Gerard Sasges
Research interests: Modern Vietnam, Technology, Development, Environment, Colonialism, Capitalism, Socialism
Sodexo and the necessary utopia: capitalist sustainability, planetary management, and the future of the world
Imagine a world where all your food was nutritious, sustainably produced, ethically sourced, prepared to the highest standards of hygiene, and reflective of local cultures and tastes. Then imagine working with a gender- and ethnic-diverse group of colleagues, in spaces that were clean and perfectly maintained, that fostered creativity and productivity, encouraged meaningful interactions with others, and empowered you to be your best. Now what if the price for this more sustainable, equitable world was allowing some of the most basic conditions of your existence – what you ate and how you worked – to be determined by a single company?
These are the sorts of worlds that the French-based multinational Sodexo seeks to create, and since its foundation in 1966 these worlds have increased steadily in extent and number. From its origins supplying institutional cafeterias it has grown to manage entire facilities, providing a complete range of services from cleaning and maintenance to concierge and security. As of 2020, it is a world leader in its market sectors, operating in 67 countries and serving more than 100 million consumers daily. With over 470,000 employees, it is the largest French-based private employer and one of the top 20 largest employers globally. And unlike other large employers like Walmart or China Post, its reach is truly global. Its consumers include English prison inmates and students at elite American universities, French toddlers and Canadian retirees, Shanghai steel workers and Bangalore programmers. It sells burgers at the Superbowl and pigeonneau aux anchois at the Michelin-starred Pré Catelan. And it is a leader in corporate environmental sustainability, gender equity, and diversity, with the capacity to effect enormous change in what we eat, how we work and live, and what the future of the planet will look like.

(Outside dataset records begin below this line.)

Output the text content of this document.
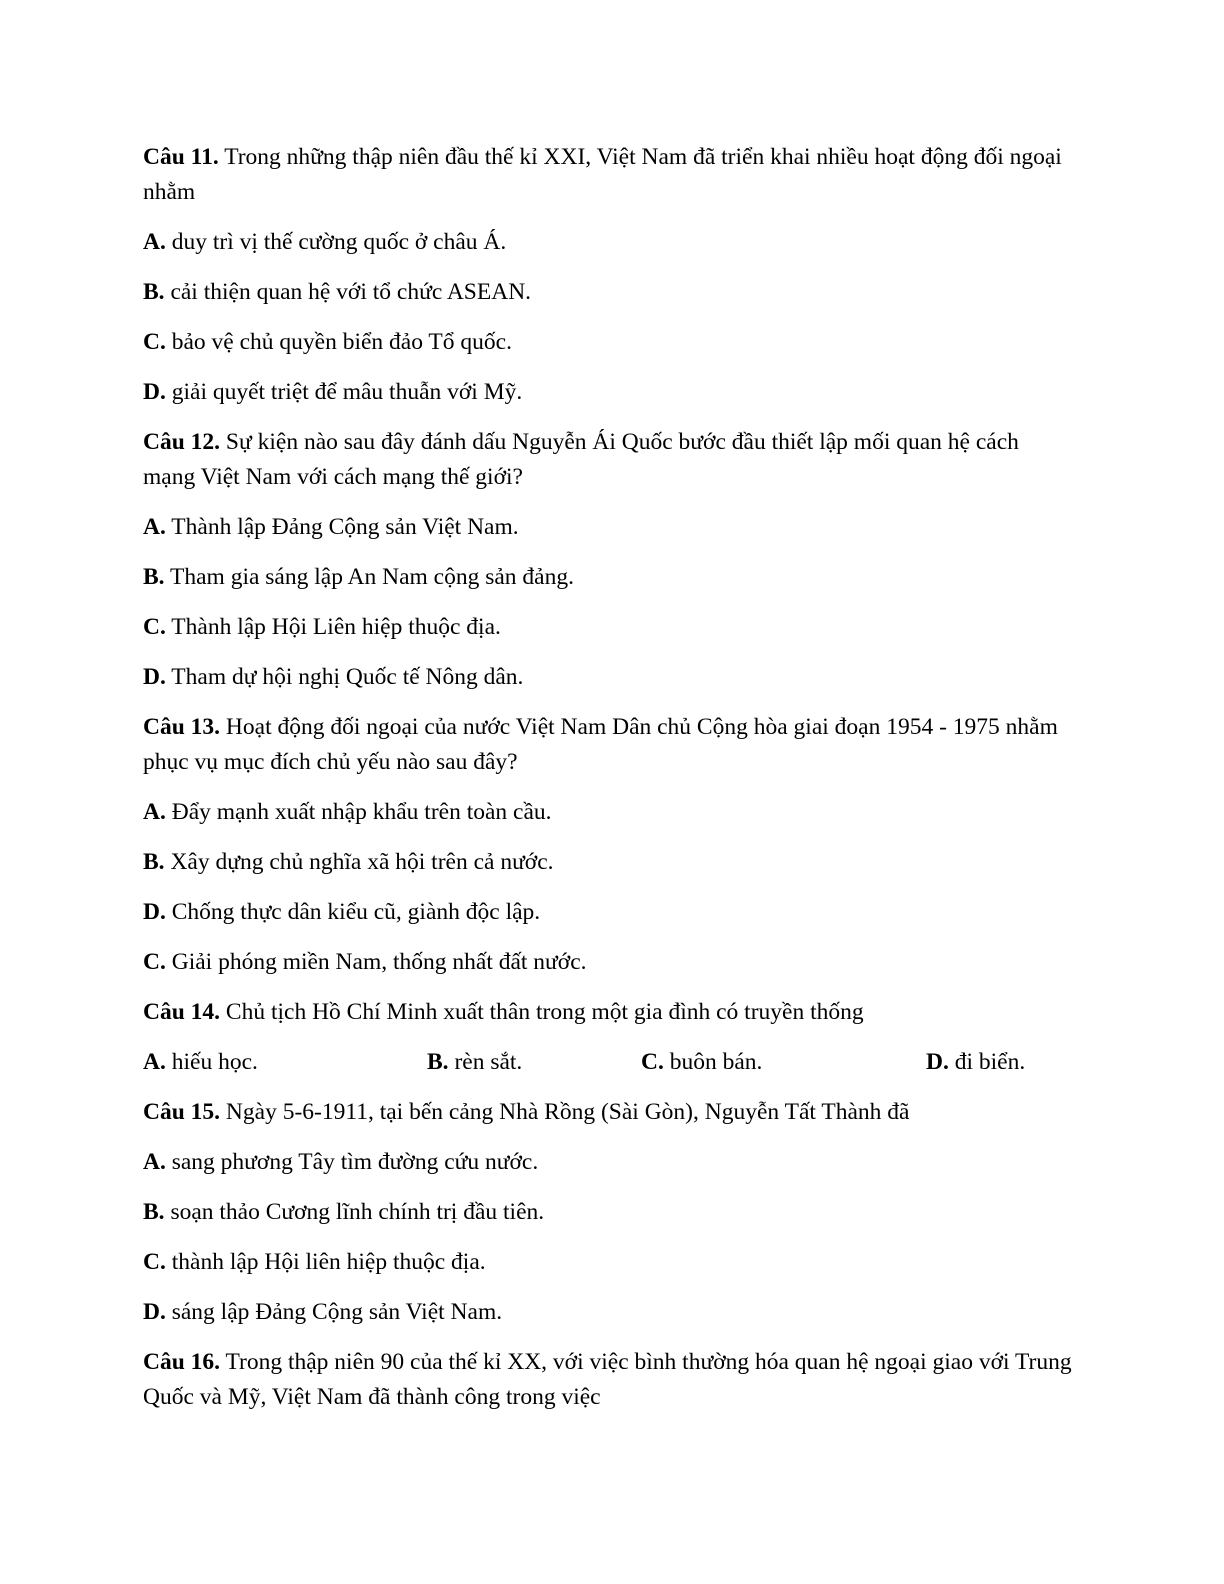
Câu 11. Trong những thập niên đầu thế kỉ XXI, Việt Nam đã triển khai nhiều hoạt động đối ngoại nhằm
A. duy trì vị thế cường quốc ở châu Á.
B. cải thiện quan hệ với tổ chức ASEAN.
C. bảo vệ chủ quyền biển đảo Tổ quốc.
D. giải quyết triệt để mâu thuẫn với Mỹ.
Câu 12. Sự kiện nào sau đây đánh dấu Nguyễn Ái Quốc bước đầu thiết lập mối quan hệ cách mạng Việt Nam với cách mạng thế giới?
A. Thành lập Đảng Cộng sản Việt Nam.
B. Tham gia sáng lập An Nam cộng sản đảng.
C. Thành lập Hội Liên hiệp thuộc địa.
D. Tham dự hội nghị Quốc tế Nông dân.
Câu 13. Hoạt động đối ngoại của nước Việt Nam Dân chủ Cộng hòa giai đoạn 1954 - 1975 nhằm phục vụ mục đích chủ yếu nào sau đây?
A. Đẩy mạnh xuất nhập khẩu trên toàn cầu.
B. Xây dựng chủ nghĩa xã hội trên cả nước.
D. Chống thực dân kiểu cũ, giành độc lập.
C. Giải phóng miền Nam, thống nhất đất nước.
Câu 14. Chủ tịch Hồ Chí Minh xuất thân trong một gia đình có truyền thống
A. hiếu học.	B. rèn sắt.	C. buôn bán.	D. đi biển.
Câu 15. Ngày 5-6-1911, tại bến cảng Nhà Rồng (Sài Gòn), Nguyễn Tất Thành đã
A. sang phương Tây tìm đường cứu nước.
B. soạn thảo Cương lĩnh chính trị đầu tiên.
C. thành lập Hội liên hiệp thuộc địa.
D. sáng lập Đảng Cộng sản Việt Nam.
Câu 16. Trong thập niên 90 của thế kỉ XX, với việc bình thường hóa quan hệ ngoại giao với Trung Quốc và Mỹ, Việt Nam đã thành công trong việc
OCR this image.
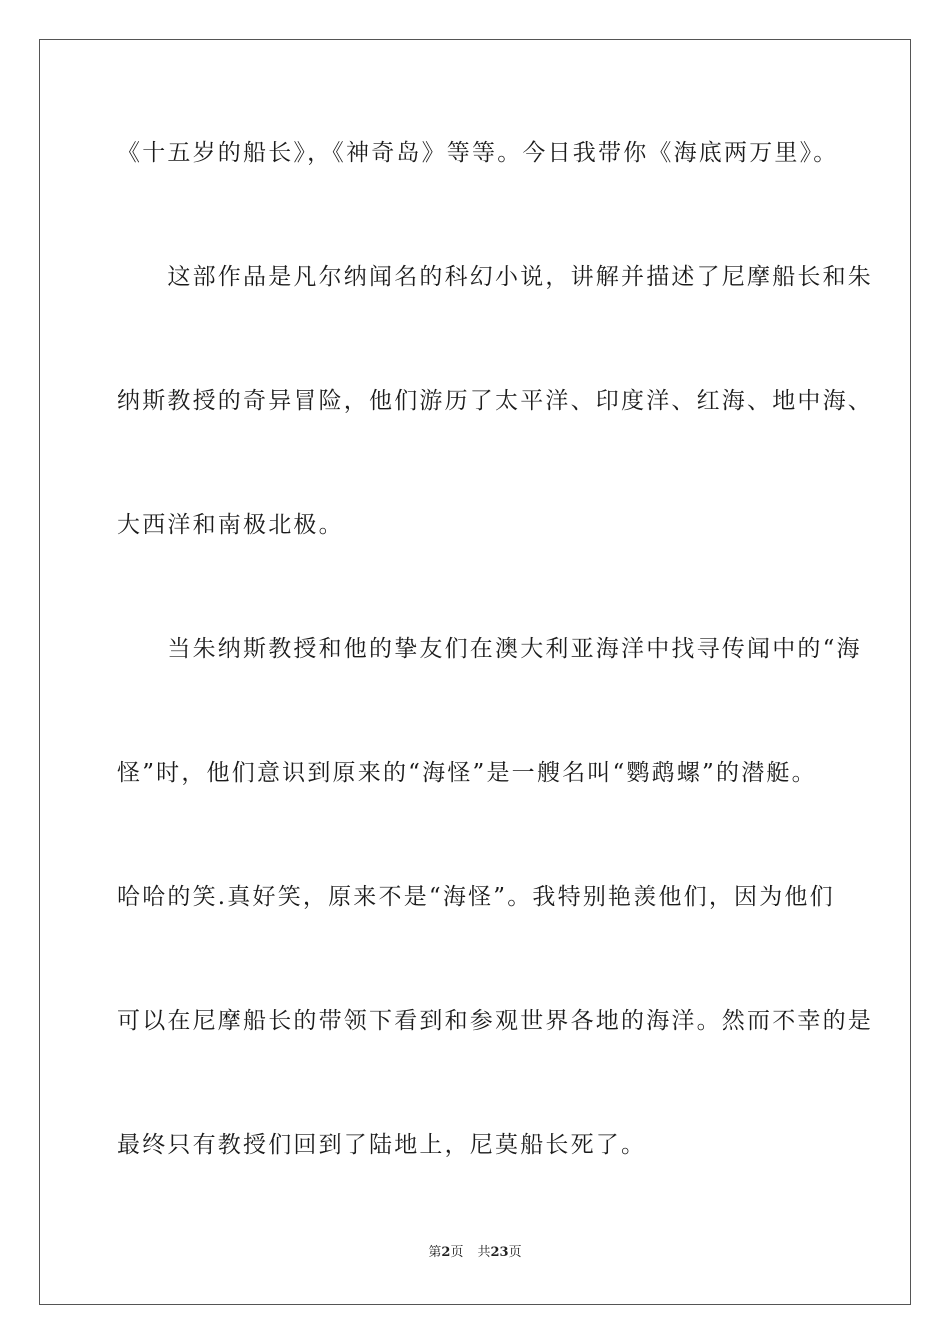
《十五岁的船长》，《神奇岛》等等。今日我带你《海底两万里》。
　　这部作品是凡尔纳闻名的科幻小说，讲解并描述了尼摩船长和朱
纳斯教授的奇异冒险，他们游历了太平洋、印度洋、红海、地中海、
大西洋和南极北极。
　　当朱纳斯教授和他的挚友们在澳大利亚海洋中找寻传闻中的“海
怪”时，他们意识到原来的“海怪”是一艘名叫“鹦鹉螺”的潜艇。
哈哈的笑.真好笑，原来不是“海怪”。我特别艳羡他们，因为他们
可以在尼摩船长的带领下看到和参观世界各地的海洋。然而不幸的是
最终只有教授们回到了陆地上，尼莫船长死了。
第2页 共23页
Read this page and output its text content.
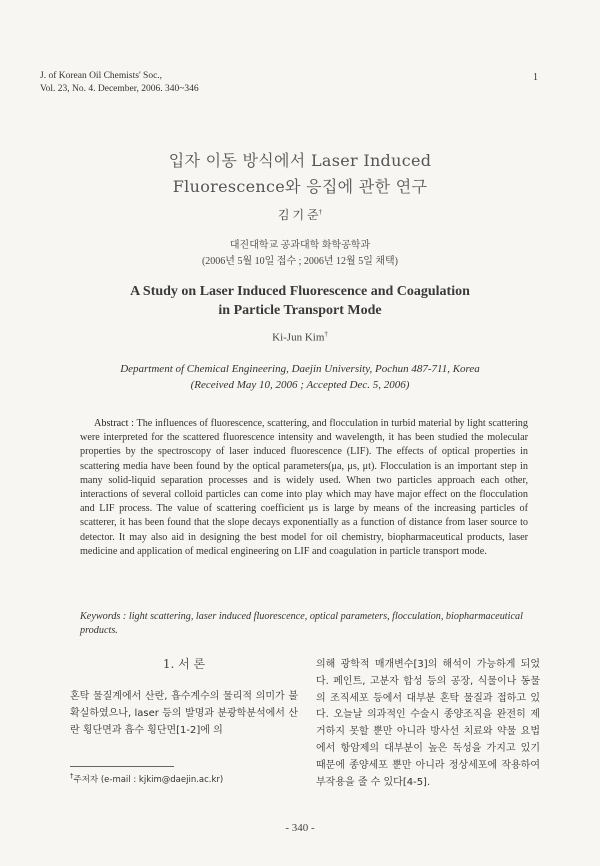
J. of Korean Oil Chemists' Soc.,
Vol. 23, No. 4. December, 2006. 340~346
1
입자 이동 방식에서 Laser Induced
Fluorescence와 응집에 관한 연구
김 기 준†
대진대학교 공과대학 화학공학과
(2006년 5월 10일 접수 ; 2006년 12월 5일 채택)
A Study on Laser Induced Fluorescence and Coagulation
in Particle Transport Mode
Ki-Jun Kim†
Department of Chemical Engineering, Daejin University, Pochun 487-711, Korea
(Received May 10, 2006 ; Accepted Dec. 5, 2006)
Abstract : The influences of fluorescence, scattering, and flocculation in turbid material by light scattering were interpreted for the scattered fluorescence intensity and wavelength, it has been studied the molecular properties by the spectroscopy of laser induced fluorescence (LIF). The effects of optical properties in scattering media have been found by the optical parameters(μa, μs, μt). Flocculation is an important step in many solid-liquid separation processes and is widely used. When two particles approach each other, interactions of several colloid particles can come into play which may have major effect on the flocculation and LIF process. The value of scattering coefficient μs is large by means of the increasing particles of scatterer, it has been found that the slope decays exponentially as a function of distance from laser source to detector. It may also aid in designing the best model for oil chemistry, biopharmaceutical products, laser medicine and application of medical engineering on LIF and coagulation in particle transport mode.
Keywords : light scattering, laser induced fluorescence, optical parameters, flocculation, biopharmaceutical products.
1. 서 론
혼탁 물질계에서 산란, 흡수계수의 물리적 의미가 불확실하였으나, laser 등의 발명과 분광학분석에서 산란 횡단면과 흡수 횡단면[1-2]에 의
의해 광학적 매개변수[3]의 해석이 가능하게 되었다. 페인트, 고분자 합성 등의 공장, 식물이나 동물의 조직세포 등에서 대부분 혼탁 물질과 접하고 있다. 오늘날 의과적인 수술시 종양조직을 완전히 제거하지 못할 뿐만 아니라 방사선 치료와 약물 요법에서 항암제의 대부분이 높은 독성을 가지고 있기 때문에 종양세포 뿐만 아니라 정상세포에 작용하여 부작용을 줄 수 있다[4-5].
†주저자 (e-mail : kjkim@daejin.ac.kr)
- 340 -
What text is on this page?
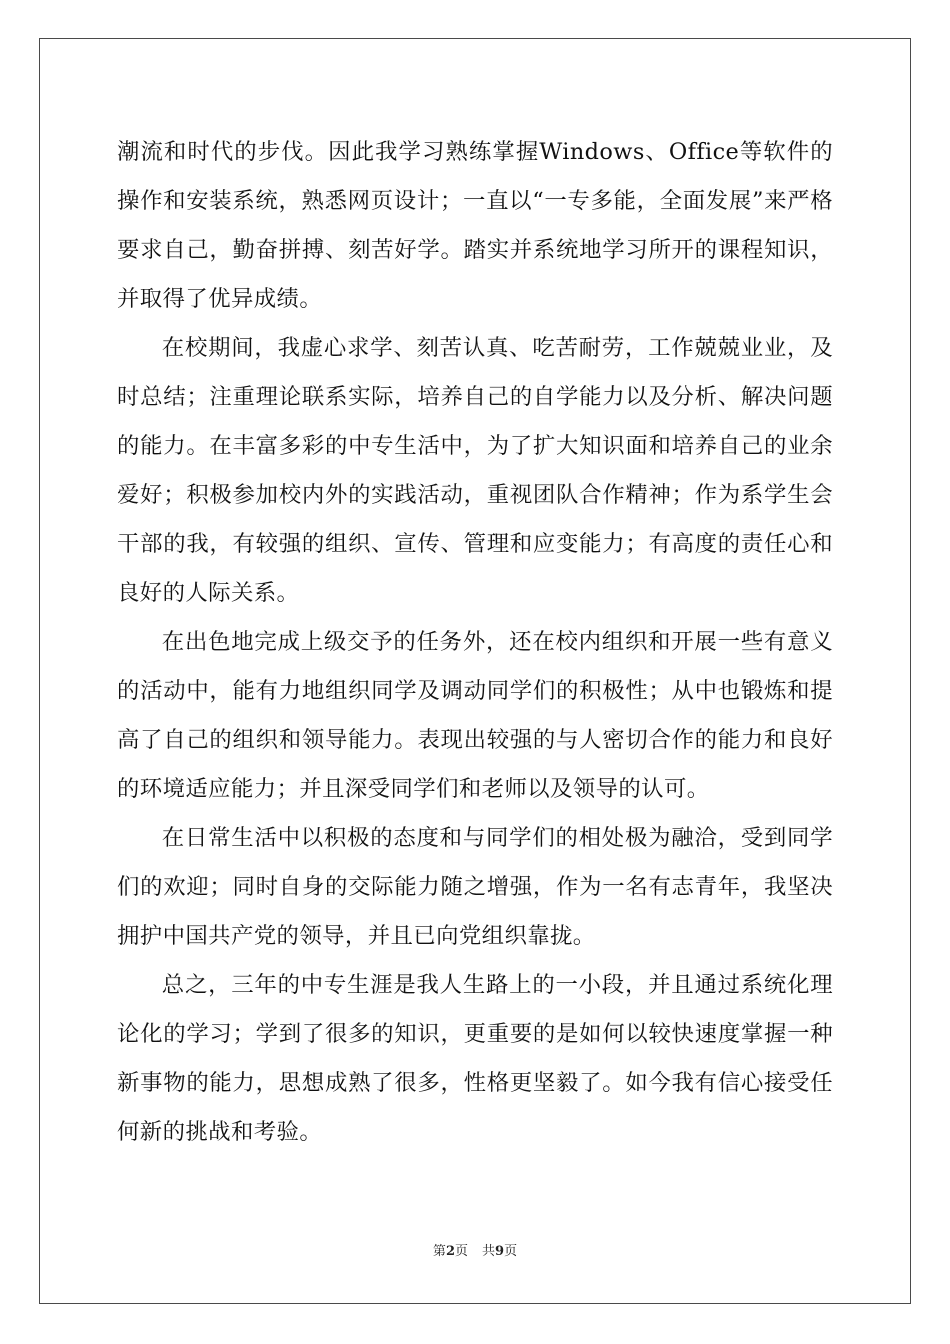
潮流和时代的步伐。因此我学习熟练掌握Windows、Office等软件的操作和安装系统，熟悉网页设计；一直以“一专多能，全面发展”来严格要求自己，勤奋拼搏、刻苦好学。踏实并系统地学习所开的课程知识，并取得了优异成绩。

在校期间，我虚心求学、刻苦认真、吃苦耐劳，工作兢兢业业，及时总结；注重理论联系实际，培养自己的自学能力以及分析、解决问题的能力。在丰富多彩的中专生活中，为了扩大知识面和培养自己的业余爱好；积极参加校内外的实践活动，重视团队合作精神；作为系学生会干部的我，有较强的组织、宣传、管理和应变能力；有高度的责任心和良好的人际关系。

在出色地完成上级交予的任务外，还在校内组织和开展一些有意义的活动中，能有力地组织同学及调动同学们的积极性；从中也锻炼和提高了自己的组织和领导能力。表现出较强的与人密切合作的能力和良好的环境适应能力；并且深受同学们和老师以及领导的认可。

在日常生活中以积极的态度和与同学们的相处极为融洽，受到同学们的欢迎；同时自身的交际能力随之增强，作为一名有志青年，我坚决拥护中国共产党的领导，并且已向党组织靠拢。

总之，三年的中专生涯是我人生路上的一小段，并且通过系统化理论化的学习；学到了很多的知识，更重要的是如何以较快速度掌握一种新事物的能力，思想成熟了很多，性格更坚毅了。如今我有信心接受任何新的挑战和考验。

第2页 共9页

My project, “Sodexo and the necessary utopia” uses Sodexo to explore the history of capitalism and globalization since the 1960s and its effects on food, labor, and the environment. The project employs a mixture of historical and ethnographic methods to answer a set of important questions. How have patterns of globalization changed since the Second World War and what is the relationship to Imperialism and Colonialism? How and when did contemporary capitalism come to embrace social and environmental causes? What were the material and intellectual roots of this development? How has it evolved? What technologies underpin its realization? What are their implications for governance? What are their effects for labor and the environment? Are such capitalist utopias necessary for a sustainable, equitable future? And crucially, what is it like to inhabit the utopias that Sodexo creates?
Gerard Sasges is an historian of technology, development, and the environment, with a focus on Vietnam from 1900 to the present. His research uses non-Western histories of technology to reshape our understanding of development under capitalist and socialist regimes and its relationship to the environment and to lived experience.